No, I insist," he added, as she protested. "No 'buses to-night. Go home and sleep well and think about yourself."
She shook her head.
"I will go home in a taxi," she agreed, "if you will do one thing for me. It won't take long. It has been in my mind ever since you said what you did about charity. I want us all to go down to the Embankment.
It isn't late enough really, but I want you to come."
He sighed.
"You are incorrigible," he declared. "Never mind, we will go. How good the air is! We'll walk."

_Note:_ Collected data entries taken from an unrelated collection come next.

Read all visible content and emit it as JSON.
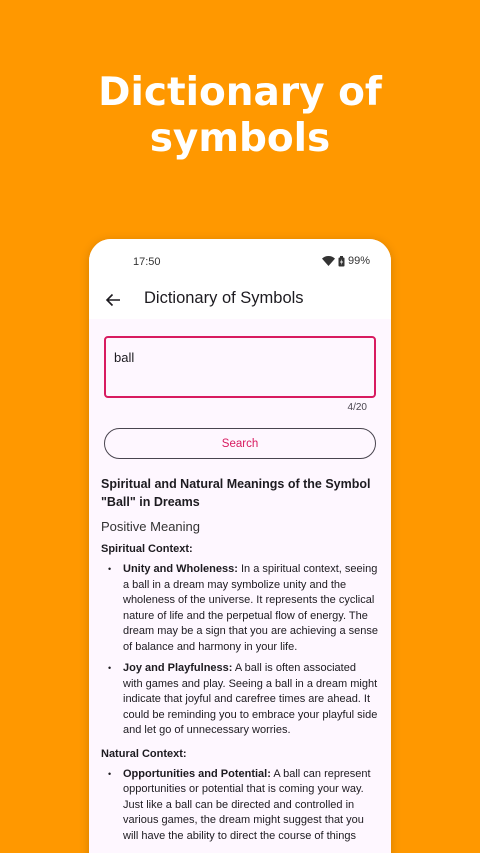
{
  "hero": {
    "line1": "Dictionary of",
    "line2": "symbols"
  },
  "status": {
    "time": "17:50",
    "battery": "99%"
  },
  "app_bar": {
    "title": "Dictionary of Symbols"
  },
  "search": {
    "value": "ball",
    "counter": "4/20",
    "button_label": "Search"
  },
  "result": {
    "title": "Spiritual and Natural Meanings of the Symbol \"Ball\" in Dreams",
    "section": "Positive Meaning",
    "contexts": [
      {
        "title": "Spiritual Context:",
        "items": [
          {
            "term": "Unity and Wholeness:",
            "text": " In a spiritual context, seeing a ball in a dream may symbolize unity and the wholeness of the universe. It represents the cyclical nature of life and the perpetual flow of energy. The dream may be a sign that you are achieving a sense of balance and harmony in your life."
          },
          {
            "term": "Joy and Playfulness:",
            "text": " A ball is often associated with games and play. Seeing a ball in a dream might indicate that joyful and carefree times are ahead. It could be reminding you to embrace your playful side and let go of unnecessary worries."
          }
        ]
      },
      {
        "title": "Natural Context:",
        "items": [
          {
            "term": "Opportunities and Potential:",
            "text": " A ball can represent opportunities or potential that is coming your way. Just like a ball can be directed and controlled in various games, the dream might suggest that you will have the ability to direct the course of things"
          }
        ]
      }
    ]
  }
}
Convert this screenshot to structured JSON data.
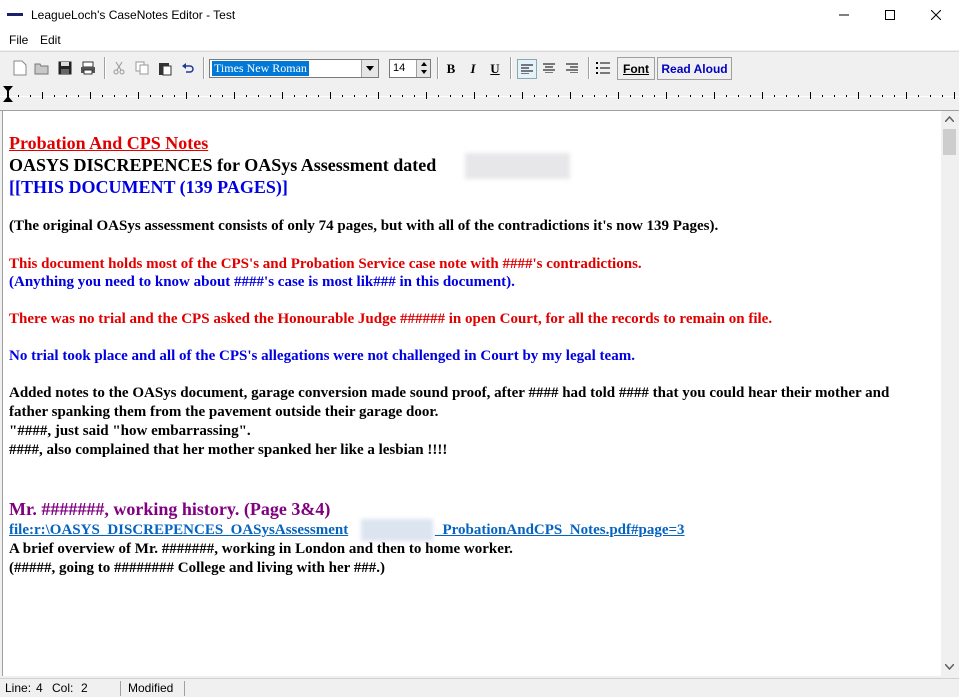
{
  "window": {
    "title": "LeagueLoch's CaseNotes Editor - Test"
  },
  "menu": {
    "file": "File",
    "edit": "Edit"
  },
  "toolbar": {
    "font_name": "Times New Roman",
    "font_size": "14",
    "bold": "B",
    "italic": "I",
    "underline": "U",
    "font_button": "Font",
    "read_aloud_button": "Read Aloud",
    "icons": [
      "new-icon",
      "open-icon",
      "save-icon",
      "print-icon",
      "cut-icon",
      "copy-icon",
      "paste-icon",
      "undo-icon",
      "align-left-icon",
      "align-center-icon",
      "align-right-icon",
      "bullets-icon"
    ]
  },
  "document": {
    "heading": "Probation And CPS Notes",
    "subheading": "OASYS DISCREPENCES for OASys Assessment dated",
    "doc_link": "[[THIS DOCUMENT (139 PAGES)]",
    "para1": "(The original OASys assessment consists of only 74 pages, but with all of the contradictions it's now 139 Pages).",
    "para2a": "This document holds most of the CPS's and Probation Service case note with ####'s contradictions.",
    "para2b": "(Anything you need to know about ####'s case is most lik### in this document).",
    "para3": "There was no trial and the CPS asked the Honourable Judge ###### in open Court, for all the records to remain on file.",
    "para4": "No trial took place and all of the CPS's allegations were not challenged in Court by my legal team.",
    "para5_1": "Added notes to the OASys document, garage conversion made sound proof, after #### had told #### that you could hear their mother and",
    "para5_2": "father spanking them from the pavement outside their garage door.",
    "para5_3": "\"####, just said \"how embarrassing\".",
    "para5_4": "####, also complained that her mother spanked her like a lesbian !!!!",
    "section_heading": "Mr. #######, working history. (Page 3&4)",
    "file_link_a": "file:r:\\OASYS_DISCREPENCES_OASysAssessment",
    "file_link_b": "_ProbationAndCPS_Notes.pdf#page=3",
    "para6": "A brief overview of Mr. #######, working in London and then to home worker.",
    "para7": "(#####, going to ######## College and living with her ###.)"
  },
  "status": {
    "line_label": "Line:",
    "line": "4",
    "col_label": "Col:",
    "col": "2",
    "state": "Modified"
  },
  "colors": {
    "red": "#e00000",
    "blue": "#0000e0",
    "purple": "#800080",
    "link": "#0563c1",
    "selection": "#0078d7"
  }
}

They turned along the Strand and descended the narrow street which led to the Embankment. Then they walked slowly as far as Blackfriars Bridge. They neither of them spoke a word. From time to time they glanced at the silent and motionless figures on the seats. For the most part, the loiterers there were either asleep or sitting with closed eyes. Here and there they caught a glance from some spectral face, a glance cold and listless. The fires of life were dead amongst these people. The animal desires alone remained; their faces were dumb.
They stood together at the corner of Blackfriars Bridge.
"Well," Maraton said, "I have done your bidding. I have been here before many times, and I have been here in the winter."
"Tell me," she asked, "there is a girl there on that third seat, crying.
Am I doing wrong if I go to her and give her money for a night's lodging?"
"Without a doubt," he answered. "And yet, I expect you'll do it.
Principles are splendid--in the abnegation. If we are to be illogical, let me be the breaker of my own laws."
He thrust some money into her hand and Julia disappeared. For some time she remained talking with the figure upon the seat. Aaron and Maraton leaned over the corner of the bridge and looked down the curving arc of lights towards the Houses of Parliament.
"I shall end there, you know, Aaron," Maraton sighed. "I am not looking forward to it. It's a queer sort of a hothouse for a man."
"I wonder," Aaron murmured thoughtfully. "I used to think of you travelling from one to the other of the great cities, and I used to think that when you had spoken to them, the people would see the truth and rise and take their own. I used to be very fond of the Old Testament once," he went on, his voice sinking a little lower. "Life was so simple in those days, and the words of a prophet seemed greater than any laws."
"And nowadays," Maraton continued, "life has become like a huge and complex piece of machinery. Humanity has given way to mechanics.
Aaron, I don't believe I can help this people by any other way save by laws."
They both turned quickly around. Julia was standing by their side, and with her the girl.